How to use the scorecard template

The rows of the scorecard template correspond to participants (P1, P2, P3), and the columns correspond to images (I1, I2, I3). Each column has three sections, one for each statement (a, b, and c).

I1 I2 I3
a b c a b c a b c
P1                  
P2                  
P3                  

Each participant should select a row, and record their ratings (1, 2, 3, 4, or 5) in the cell corresponding to each statement. This can be a little confusing at first, but my team picked up on it quickly.

Set Roles

There are two assigned roles for this workshop:

The facilitator: A good facilitator should do three things:

  1. Set expectations: The facilitator should share the ground rules and desired outcome of the workshop with the team well before it starts.
  2. Watch the clock: Just like in the NFL, clock management wins championships. It’s a big challenge, but well-timed workshops are a thing of beauty.
  3. Keep everyone safe: It takes a lot of candor and vulnerability for a group to work well together. The facilitator should pay close attention to group dynamics, and work hard to ensure everyone feels comfortable contributing.

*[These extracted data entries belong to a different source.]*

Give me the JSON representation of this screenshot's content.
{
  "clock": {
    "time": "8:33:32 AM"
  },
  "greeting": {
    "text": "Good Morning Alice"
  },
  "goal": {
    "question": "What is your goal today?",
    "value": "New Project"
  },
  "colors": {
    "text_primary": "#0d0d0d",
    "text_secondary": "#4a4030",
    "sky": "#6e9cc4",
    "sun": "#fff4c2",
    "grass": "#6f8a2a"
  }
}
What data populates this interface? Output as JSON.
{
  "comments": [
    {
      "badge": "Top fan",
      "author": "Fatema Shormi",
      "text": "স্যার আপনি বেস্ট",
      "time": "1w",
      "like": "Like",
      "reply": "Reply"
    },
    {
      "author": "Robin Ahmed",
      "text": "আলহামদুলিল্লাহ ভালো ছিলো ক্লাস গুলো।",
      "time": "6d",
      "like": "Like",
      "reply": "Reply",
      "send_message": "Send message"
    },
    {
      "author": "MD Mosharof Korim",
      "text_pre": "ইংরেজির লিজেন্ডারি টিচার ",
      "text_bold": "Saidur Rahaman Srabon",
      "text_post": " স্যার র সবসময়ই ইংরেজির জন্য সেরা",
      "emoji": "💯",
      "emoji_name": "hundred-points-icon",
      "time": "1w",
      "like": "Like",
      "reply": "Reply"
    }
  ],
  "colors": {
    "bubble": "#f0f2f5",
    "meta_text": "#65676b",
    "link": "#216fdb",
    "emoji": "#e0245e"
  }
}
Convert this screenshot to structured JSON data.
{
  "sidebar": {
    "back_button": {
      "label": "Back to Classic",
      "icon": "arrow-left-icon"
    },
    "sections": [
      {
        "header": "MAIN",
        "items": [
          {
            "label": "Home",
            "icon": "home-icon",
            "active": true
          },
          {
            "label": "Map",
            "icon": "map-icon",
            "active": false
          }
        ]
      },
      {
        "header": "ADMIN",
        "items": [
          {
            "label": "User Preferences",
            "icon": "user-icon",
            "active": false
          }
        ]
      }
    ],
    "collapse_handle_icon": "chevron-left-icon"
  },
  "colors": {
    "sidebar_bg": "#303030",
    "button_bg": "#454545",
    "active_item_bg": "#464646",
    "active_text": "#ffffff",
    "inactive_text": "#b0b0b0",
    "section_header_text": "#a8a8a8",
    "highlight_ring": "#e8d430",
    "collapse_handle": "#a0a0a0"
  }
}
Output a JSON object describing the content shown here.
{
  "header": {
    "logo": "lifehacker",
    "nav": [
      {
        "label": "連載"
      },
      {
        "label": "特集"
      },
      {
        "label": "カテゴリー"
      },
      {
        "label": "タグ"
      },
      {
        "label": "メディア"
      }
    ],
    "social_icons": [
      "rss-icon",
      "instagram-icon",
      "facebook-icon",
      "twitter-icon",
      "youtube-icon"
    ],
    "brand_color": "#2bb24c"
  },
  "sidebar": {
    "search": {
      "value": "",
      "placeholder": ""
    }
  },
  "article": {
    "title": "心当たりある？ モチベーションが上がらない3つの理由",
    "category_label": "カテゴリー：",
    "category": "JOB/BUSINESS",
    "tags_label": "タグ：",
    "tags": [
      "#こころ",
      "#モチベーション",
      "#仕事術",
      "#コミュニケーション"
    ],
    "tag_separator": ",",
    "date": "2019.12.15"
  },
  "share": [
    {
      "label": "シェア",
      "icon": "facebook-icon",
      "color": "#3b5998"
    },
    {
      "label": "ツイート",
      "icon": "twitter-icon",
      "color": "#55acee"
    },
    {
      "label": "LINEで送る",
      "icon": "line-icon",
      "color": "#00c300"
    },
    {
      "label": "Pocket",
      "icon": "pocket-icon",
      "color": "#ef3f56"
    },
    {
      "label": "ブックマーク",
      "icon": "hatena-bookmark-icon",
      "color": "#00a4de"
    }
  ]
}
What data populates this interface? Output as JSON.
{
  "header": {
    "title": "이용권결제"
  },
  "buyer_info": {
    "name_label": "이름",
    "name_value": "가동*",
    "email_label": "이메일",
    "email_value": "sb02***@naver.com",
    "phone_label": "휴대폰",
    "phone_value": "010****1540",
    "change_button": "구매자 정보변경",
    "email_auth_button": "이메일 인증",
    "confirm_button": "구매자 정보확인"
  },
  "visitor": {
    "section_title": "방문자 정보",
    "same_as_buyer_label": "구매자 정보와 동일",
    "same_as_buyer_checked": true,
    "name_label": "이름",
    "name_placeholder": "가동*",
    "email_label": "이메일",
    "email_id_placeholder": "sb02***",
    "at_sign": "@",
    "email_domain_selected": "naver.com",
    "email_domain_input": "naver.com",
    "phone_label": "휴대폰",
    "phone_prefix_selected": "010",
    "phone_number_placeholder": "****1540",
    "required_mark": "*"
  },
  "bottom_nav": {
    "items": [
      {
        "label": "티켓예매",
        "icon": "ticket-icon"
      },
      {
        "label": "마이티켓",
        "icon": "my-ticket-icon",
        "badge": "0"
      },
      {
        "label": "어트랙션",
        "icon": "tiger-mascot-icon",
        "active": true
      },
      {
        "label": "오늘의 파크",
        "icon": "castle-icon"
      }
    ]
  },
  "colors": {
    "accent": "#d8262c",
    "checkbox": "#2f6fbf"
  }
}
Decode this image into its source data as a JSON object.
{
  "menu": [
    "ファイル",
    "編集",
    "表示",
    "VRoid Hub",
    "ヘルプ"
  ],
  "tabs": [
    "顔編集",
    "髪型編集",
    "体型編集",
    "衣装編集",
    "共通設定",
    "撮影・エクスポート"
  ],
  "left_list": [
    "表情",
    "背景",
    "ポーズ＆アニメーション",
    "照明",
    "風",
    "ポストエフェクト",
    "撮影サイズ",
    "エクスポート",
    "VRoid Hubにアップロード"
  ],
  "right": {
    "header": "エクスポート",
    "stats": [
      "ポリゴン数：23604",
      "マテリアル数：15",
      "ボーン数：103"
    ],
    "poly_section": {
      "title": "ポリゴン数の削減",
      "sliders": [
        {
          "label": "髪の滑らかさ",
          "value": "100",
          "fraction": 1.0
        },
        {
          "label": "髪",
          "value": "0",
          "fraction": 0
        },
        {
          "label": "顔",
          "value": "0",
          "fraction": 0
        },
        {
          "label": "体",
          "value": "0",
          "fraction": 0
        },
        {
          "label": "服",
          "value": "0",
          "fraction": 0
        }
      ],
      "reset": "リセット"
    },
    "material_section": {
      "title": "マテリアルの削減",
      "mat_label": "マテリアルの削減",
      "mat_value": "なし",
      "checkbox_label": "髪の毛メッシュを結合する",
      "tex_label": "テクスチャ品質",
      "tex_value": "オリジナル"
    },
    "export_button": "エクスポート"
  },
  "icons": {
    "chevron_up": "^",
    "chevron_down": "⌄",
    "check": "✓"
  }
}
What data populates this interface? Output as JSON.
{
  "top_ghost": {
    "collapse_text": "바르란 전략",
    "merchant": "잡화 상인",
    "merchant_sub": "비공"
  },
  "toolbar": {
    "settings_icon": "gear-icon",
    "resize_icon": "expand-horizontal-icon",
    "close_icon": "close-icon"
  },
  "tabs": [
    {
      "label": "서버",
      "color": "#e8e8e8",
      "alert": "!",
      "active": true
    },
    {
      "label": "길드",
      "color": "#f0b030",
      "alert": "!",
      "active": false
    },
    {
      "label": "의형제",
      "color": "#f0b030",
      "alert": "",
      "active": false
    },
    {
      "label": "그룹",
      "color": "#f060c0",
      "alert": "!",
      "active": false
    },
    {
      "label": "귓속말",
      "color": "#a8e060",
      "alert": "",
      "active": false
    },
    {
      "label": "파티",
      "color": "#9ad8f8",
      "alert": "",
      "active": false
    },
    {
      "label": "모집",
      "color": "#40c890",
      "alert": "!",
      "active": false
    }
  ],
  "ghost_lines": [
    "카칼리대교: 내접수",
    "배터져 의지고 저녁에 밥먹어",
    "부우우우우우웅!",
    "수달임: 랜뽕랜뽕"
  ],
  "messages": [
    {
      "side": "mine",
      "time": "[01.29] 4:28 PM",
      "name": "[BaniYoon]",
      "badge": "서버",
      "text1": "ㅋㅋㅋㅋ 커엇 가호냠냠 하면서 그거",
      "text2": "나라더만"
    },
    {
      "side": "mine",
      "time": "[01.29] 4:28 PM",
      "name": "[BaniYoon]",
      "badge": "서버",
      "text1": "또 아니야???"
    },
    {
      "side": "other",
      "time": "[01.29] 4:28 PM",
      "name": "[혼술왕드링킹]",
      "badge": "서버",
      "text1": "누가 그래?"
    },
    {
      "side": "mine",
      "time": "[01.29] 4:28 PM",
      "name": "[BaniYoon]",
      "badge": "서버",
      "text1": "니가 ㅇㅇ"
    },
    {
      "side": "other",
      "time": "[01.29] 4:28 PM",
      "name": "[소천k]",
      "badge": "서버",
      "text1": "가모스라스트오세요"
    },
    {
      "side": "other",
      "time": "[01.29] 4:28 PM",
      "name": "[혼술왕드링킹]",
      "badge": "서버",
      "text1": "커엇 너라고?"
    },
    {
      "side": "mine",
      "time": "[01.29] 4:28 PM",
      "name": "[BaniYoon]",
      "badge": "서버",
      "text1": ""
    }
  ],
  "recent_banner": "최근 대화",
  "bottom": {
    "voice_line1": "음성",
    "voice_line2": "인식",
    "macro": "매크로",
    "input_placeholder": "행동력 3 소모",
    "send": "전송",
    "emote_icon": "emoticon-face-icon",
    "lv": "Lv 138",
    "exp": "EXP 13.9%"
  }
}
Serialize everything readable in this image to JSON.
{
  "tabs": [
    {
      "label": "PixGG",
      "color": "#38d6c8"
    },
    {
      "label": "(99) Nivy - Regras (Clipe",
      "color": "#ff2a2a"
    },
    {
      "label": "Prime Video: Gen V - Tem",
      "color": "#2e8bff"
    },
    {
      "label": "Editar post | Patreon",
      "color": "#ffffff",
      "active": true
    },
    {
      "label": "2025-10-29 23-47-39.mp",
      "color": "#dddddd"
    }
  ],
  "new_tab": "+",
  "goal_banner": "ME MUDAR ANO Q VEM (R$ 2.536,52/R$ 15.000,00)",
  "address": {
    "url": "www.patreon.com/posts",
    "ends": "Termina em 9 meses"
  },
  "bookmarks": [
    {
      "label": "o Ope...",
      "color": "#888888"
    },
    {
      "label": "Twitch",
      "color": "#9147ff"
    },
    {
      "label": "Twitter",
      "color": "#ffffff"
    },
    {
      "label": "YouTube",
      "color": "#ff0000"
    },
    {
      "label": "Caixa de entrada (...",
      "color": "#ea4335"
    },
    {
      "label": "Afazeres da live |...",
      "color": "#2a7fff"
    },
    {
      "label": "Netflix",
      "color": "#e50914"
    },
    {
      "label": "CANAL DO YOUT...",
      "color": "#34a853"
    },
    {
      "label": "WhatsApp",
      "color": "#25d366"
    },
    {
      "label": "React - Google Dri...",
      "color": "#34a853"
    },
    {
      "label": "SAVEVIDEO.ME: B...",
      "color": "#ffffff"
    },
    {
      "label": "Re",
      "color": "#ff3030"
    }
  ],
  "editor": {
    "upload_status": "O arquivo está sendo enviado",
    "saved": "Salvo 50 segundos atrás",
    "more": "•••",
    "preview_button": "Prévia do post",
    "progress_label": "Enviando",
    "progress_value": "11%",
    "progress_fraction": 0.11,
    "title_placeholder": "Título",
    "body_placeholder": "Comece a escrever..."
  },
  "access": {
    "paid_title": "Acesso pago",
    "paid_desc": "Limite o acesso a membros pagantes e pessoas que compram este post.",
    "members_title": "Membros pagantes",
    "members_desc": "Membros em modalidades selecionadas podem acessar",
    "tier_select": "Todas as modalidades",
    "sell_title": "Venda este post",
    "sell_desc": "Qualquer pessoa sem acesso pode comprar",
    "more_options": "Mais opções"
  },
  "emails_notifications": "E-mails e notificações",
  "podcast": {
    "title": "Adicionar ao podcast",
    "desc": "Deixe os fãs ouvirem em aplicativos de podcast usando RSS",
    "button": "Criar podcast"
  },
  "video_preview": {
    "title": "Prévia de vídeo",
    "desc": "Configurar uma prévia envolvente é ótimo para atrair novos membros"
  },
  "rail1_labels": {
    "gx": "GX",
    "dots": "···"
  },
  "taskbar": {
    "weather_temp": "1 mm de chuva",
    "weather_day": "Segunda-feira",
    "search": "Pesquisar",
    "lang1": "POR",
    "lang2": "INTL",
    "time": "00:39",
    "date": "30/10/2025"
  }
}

The scribe: The scribe’s responsibility is to record any decisions that the team makes. This may seem like a trivial task, but good notes help maintain team alignment after the workshop is over.

To make sure the meeting is as inclusive as possible, set these roles beforehand. Be especially mindful of who fills the scribe role. Some tips from How to Have More Inclusive Meetings:

Ask for volunteers from the group before reaching out directly. Keep a mental note of who has taken notes at previous meetings, and distribute the role as much as possible. Don’t let note-taking become one person’s job.


The Workshop

Activity Time
Check-in 5 minutes
Review the rules 5 minutes
Vote 20 seconds per slide
Discuss 10 minutes
Check Out 5 minutes

Check-in round: 5 minutes

A check-in round is a turn-based exercise to improve the group’s focus and empathy. The facilitator starts by giving the group a personal status update. Then, the person to the left of the facilitator gives their personal status, and so on, until everyone’s checked in.

It’s tempting to just say “I’m good” and move on, but the check-in round is an opportunity to express a little bit of vulnerability in order to create psychological safety. Daniel Coyle, in The Culture Code, sums it up nicely:

Vulnerability doesn’t come after trust — it precedes it. Leaping into the unknown, when done alongside others, causes the solid ground of trust to materialize beneath our feet.

A good check-in round establishes a baseline of trust, and enables the kind of candor required to write great design principles.

Align: 10 minutes

Now’s the time for the facilitator to give their overview of the desired outcome. The group reviews the rules, asking any process questions. The facilitator should also make sure everyone knows how to use the scorecards.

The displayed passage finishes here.